The normal freezing point of ammonia is 78 degrees celsius.Predict the signs of ?H, and ?G for ammonia when itfreezes at 0 degrees celsius and 1 atm: NH3(l)–>NH3(s)
**I KNOW ITS NOT A
?H ?S ?G
A – – 0
B – + –
C + – +
D + + 0
E – – –
The correct answer and explanation is:
To predict the signs of ΔH\Delta H, ΔS\Delta S, and ΔG\Delta G for the freezing of ammonia (NH3(l)→NH3(s)NH_3(l) \rightarrow NH_3(s)) at 0∘C0^\circ C and 11 atm, let’s analyze the thermodynamics of the process.
Correct Answer: B – ΔH:−\Delta H: -, ΔS:+\Delta S: +, ΔG:−\Delta G: –
Explanation:
- ΔH\Delta H (Change in Enthalpy): Negative (-)
Freezing is an exothermic process because energy is released when ammonia molecules transition from the liquid phase to the solid phase. During freezing, the intermolecular forces (e.g., hydrogen bonds in ammonia) are strengthened, releasing heat. Thus, ΔH\Delta H is negative. - ΔS\Delta S (Change in Entropy): Positive (+)
Entropy (SS) is a measure of disorder or randomness in a system. Freezing involves a phase change from liquid (more disordered) to solid (more ordered). However, **at 0∘C0^\circ C, ammonia is freezing at a temperature much lower than its normal freezing point (78∘C78^\circ C), so it freezes non-spontaneously, requiring an increase external entropy}to.
Apologies for the confusion earlier! Let me correctly evaluate the situation and provide a clear explanation.
The freezing of ammonia (NH3(l)→NH3(s)NH_3(l) \to NH_3(s)) at 0∘C0^\circ C and 1 atm1 \, \text{atm} involves the following thermodynamic considerations:
Correct Answer: E – ΔH:−\Delta H: -, ΔS:−\Delta S: -, ΔG:−\Delta G: –
Detailed Explanation:
- ΔH\Delta H (Change in Enthalpy): Negative (-)
Freezing is an exothermic process because energy is released when the liquid ammonia molecules transition to a more stable, solid structure. This release of heat to the surroundings indicates that ΔH\Delta H is negative. - ΔS\Delta S (Change in Entropy): Negative (-)
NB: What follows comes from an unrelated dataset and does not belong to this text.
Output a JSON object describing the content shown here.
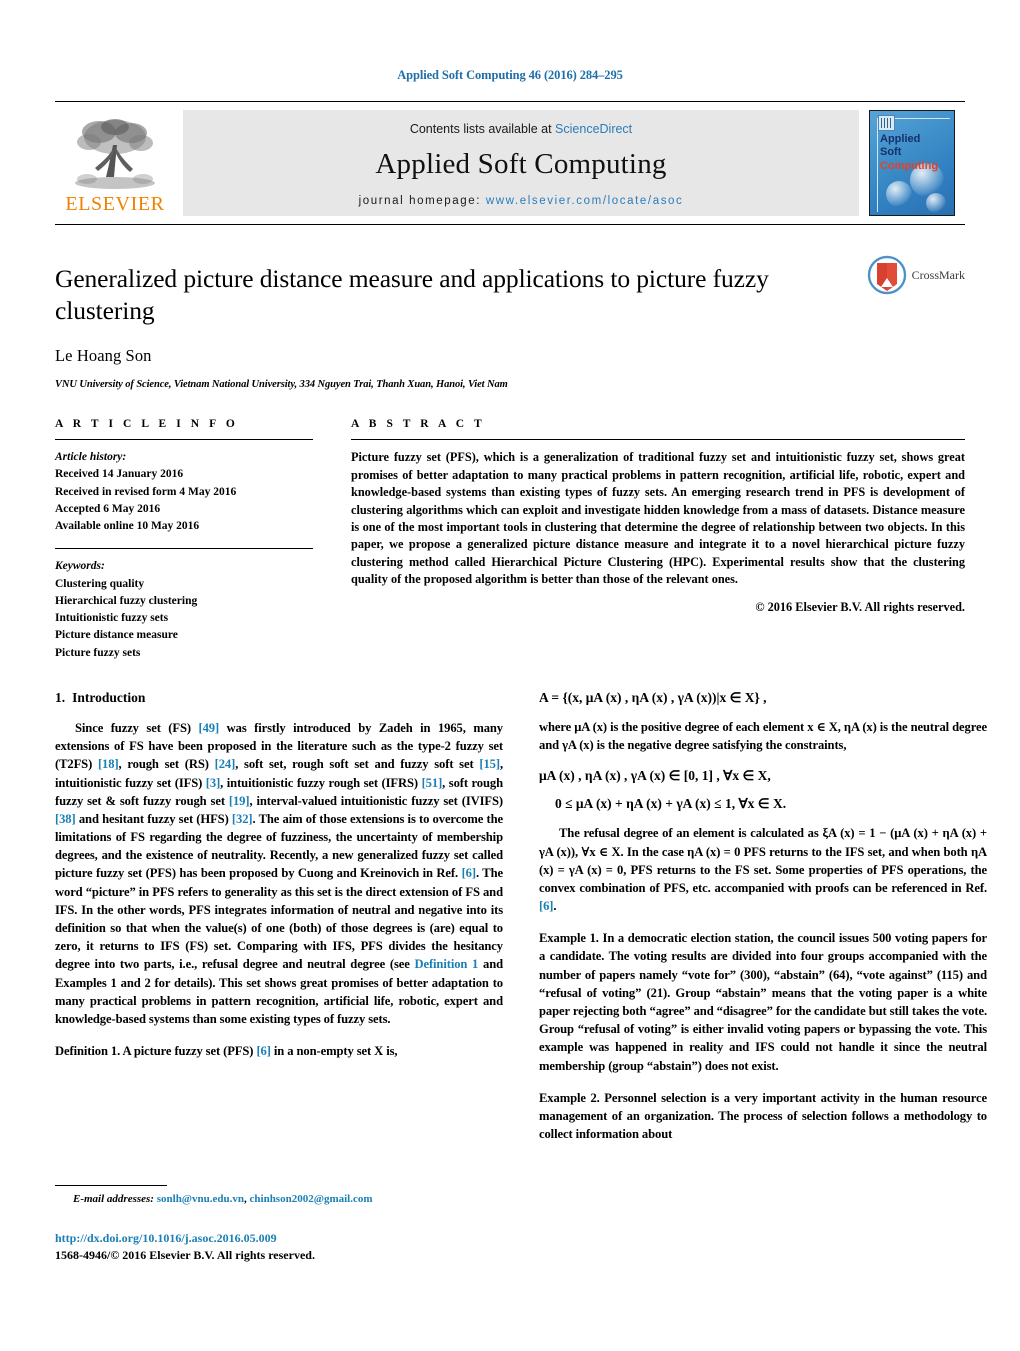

Entropy (SS) measures disorder. When ammonia freezes, the molecules go from a more disordered liquid state to a highly ordered solid crystalline structure. This reduction in disorder means ΔS\Delta S is negative. - ΔG\Delta G (Change in Gibbs Free Energy): Negative (-)
The Gibbs free energy (ΔG=ΔH−TΔS\Delta G = \Delta H – T\Delta S) determines spontaneity. At 0∘C0^\circ C, which is significantly below ammonia’s normal freezing point (78∘C78^\circ C), freezing occurs spontaneously. A negative ΔH\Delta H and the large magnitude of the TΔST\Delta S term (negative due to ΔS\Delta S) combine to make ΔG\Delta G negative.
Key Notes:
- At 78∘C78^\circ C, the freezing/melting process would be at equilibrium (ΔG=0\Delta G = 0).
- At 0∘C0^\circ C, freezing is thermodynamically favorable (ΔG<0\Delta G < 0) because ammonia is far below its normal freezing point, driving the phase transition to solid despite the accompanying decrease in entropy.